Starring: Arkadiusz Jakubik, Bartłomiej Topa, Marian Dziędziel, Eryk Lubos
Directed by: Wojciech Smarzowski
Rating: ★★★★☆
Despite the frequent cases of corruption among traffic cops reported in local newspapers, Wojciech Smarzowski hasn’t tarred all Polish police with the same brush in his latest feature. Drogówka (Traffic Department, 2013) is a group portrait covering seven days in the lives of seven policemen, each of whom embody one of the seven deadly sins.
The vices of individuals, however, hardly stand out in Smarzowski’s depraved world, peppered with references to bunga bunga parties and football match-fixing scandals. In addition, as the director himself explains, Traffic Department is also a movie about: “the stupidity of drivers, the absurdities of the highway code, traffic jams, motorways and the reality of potholed roads.”
Smarzowski and his trusted editor, Paweł Laskowski, took great care to assemble a mixture of low-fidelity, real-life footage from camera cars and mobile phones. The jump cuts in the movie show that his visual style has become more nonchalant through the years.

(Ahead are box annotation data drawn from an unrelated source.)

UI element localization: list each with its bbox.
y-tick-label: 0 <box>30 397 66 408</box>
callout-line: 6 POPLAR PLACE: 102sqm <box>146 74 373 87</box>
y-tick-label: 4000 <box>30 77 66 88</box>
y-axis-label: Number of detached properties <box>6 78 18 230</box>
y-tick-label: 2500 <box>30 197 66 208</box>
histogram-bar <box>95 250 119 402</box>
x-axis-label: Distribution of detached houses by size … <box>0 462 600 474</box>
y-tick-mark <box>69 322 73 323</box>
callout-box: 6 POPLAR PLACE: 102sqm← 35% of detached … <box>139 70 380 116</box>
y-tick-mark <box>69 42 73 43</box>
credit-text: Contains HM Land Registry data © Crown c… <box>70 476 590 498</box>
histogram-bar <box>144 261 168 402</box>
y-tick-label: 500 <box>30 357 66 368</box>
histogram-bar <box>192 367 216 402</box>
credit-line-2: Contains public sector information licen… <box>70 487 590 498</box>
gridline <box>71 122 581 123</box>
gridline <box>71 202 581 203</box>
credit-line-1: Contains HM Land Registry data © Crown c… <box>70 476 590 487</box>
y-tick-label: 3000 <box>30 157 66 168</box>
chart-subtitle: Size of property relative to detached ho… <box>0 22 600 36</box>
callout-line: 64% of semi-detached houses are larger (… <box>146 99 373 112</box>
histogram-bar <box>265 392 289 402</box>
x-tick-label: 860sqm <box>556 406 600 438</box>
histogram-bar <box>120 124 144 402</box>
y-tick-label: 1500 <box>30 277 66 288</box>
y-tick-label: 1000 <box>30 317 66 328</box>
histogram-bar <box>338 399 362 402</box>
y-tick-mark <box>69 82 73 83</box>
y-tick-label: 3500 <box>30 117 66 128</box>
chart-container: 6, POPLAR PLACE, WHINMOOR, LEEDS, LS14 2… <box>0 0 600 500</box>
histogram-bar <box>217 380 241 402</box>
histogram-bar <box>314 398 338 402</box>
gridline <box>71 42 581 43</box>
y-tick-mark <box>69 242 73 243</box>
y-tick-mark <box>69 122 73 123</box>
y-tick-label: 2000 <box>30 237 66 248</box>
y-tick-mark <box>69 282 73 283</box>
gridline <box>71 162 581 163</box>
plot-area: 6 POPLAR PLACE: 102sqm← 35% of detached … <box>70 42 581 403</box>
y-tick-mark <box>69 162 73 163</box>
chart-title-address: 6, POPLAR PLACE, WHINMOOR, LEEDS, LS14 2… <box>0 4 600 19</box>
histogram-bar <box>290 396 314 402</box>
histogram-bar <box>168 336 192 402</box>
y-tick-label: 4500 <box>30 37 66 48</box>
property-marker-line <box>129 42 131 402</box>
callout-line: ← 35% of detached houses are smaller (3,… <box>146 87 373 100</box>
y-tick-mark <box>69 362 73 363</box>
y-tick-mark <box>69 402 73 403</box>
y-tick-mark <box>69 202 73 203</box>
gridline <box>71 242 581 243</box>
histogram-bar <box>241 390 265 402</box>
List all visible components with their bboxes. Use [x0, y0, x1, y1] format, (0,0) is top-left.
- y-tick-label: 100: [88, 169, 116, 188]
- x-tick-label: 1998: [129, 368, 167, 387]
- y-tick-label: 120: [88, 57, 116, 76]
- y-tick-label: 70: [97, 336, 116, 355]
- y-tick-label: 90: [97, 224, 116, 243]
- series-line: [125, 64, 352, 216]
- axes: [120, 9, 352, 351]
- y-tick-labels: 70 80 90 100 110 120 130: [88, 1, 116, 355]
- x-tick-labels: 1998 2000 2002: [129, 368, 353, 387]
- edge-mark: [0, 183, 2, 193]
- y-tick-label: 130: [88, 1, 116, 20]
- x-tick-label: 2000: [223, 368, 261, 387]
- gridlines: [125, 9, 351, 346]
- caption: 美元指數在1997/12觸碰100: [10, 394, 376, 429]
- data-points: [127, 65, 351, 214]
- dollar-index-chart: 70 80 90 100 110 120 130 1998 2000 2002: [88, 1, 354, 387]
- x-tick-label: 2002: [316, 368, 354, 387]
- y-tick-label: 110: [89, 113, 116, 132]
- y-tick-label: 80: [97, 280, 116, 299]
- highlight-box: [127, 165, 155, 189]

The school trip-like bus journey taken by the inebriated policemen clearly evokes the wedding bacchanal of guzzling guests from Smarzowski’s first hit, Wesele (The Wedding, 2004). This time around, the Polish cinéaste proved to be more restrained, at least when dealing with funerals scenes. As usual, his characters are simultaneously repulsive and genuinely charismatic. Smarzowski’s triumph is that the grotesquery is never merely descriptive, but revealed dynamically in the plot.